As a 'young gun' who has very deep respect and appreciation of the classics: if CvC, Sun Tzu, Thucydides, Machiavelli or Mao Tse-Tung did not say it then its not worth saying.
I would bet, CvC for example, would argue that technology is little more than an enabler that extends the strategist's understanding of the role of the laws of probability in military combat. It has to be taken into account, but it is not the dominating principle from which we can then argue that everything else, especially friction and fog, can be assumed away as an invalid element in the nature of war and its conduct. It is still humans that fight the wars, and it is still humans who articulate the political objectives which set the war into motion. How they communicate and exploit that objective to a wider audience has changed. How they utilize technology and exploit our so called 'globalized' world has changed. However, wars natural laws of cause (politics) and effect (violence) and the regulating principles that go to make up its objective and subjective character have not changed.

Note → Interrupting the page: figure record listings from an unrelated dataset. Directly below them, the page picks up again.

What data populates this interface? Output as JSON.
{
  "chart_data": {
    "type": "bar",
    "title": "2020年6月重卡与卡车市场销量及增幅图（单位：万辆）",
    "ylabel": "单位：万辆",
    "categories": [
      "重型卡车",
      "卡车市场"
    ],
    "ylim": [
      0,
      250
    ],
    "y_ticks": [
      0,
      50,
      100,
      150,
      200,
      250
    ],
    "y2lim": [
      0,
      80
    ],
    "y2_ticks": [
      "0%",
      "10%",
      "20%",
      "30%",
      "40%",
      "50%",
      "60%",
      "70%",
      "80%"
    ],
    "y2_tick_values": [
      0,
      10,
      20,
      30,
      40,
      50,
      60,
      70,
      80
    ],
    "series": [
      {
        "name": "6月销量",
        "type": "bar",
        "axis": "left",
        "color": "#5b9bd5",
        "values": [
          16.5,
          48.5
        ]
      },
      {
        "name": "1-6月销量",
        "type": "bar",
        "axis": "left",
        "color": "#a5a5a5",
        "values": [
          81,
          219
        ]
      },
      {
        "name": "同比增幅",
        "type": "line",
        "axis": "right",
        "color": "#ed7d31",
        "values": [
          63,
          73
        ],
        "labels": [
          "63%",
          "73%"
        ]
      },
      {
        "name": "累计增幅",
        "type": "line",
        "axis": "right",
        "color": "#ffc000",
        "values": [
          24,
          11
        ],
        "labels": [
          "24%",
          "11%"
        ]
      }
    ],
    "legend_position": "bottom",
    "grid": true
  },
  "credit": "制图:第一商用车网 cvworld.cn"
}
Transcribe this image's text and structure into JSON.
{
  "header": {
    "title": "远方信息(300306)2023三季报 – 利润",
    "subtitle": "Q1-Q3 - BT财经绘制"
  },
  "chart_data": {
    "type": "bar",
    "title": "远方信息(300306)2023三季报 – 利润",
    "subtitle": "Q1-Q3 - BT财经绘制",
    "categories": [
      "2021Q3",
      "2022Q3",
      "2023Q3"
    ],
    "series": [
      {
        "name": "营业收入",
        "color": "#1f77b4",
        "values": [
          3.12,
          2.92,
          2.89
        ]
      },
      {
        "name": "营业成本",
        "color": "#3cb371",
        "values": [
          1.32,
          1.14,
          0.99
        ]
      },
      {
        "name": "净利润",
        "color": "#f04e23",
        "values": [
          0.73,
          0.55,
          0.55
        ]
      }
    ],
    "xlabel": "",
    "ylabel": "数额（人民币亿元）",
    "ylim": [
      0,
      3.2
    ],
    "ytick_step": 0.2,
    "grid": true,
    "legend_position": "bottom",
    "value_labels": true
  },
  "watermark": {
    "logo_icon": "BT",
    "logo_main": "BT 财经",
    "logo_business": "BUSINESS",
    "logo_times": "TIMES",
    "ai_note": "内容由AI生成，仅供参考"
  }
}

I am not saying that the various technological innovations and globalization are irrelevant. Far from it, they need to considered within a framework. I would be very confident to argue that all of the 'technological' innovations you have listed can be considered within the framework of what CvC called chance and probability. Technological shifts in warfare and the tools of war are constantly changing how we fight, not why we fight. There is little utility in trying to reinvent the wheel every time a 'buzz concept' comes into being.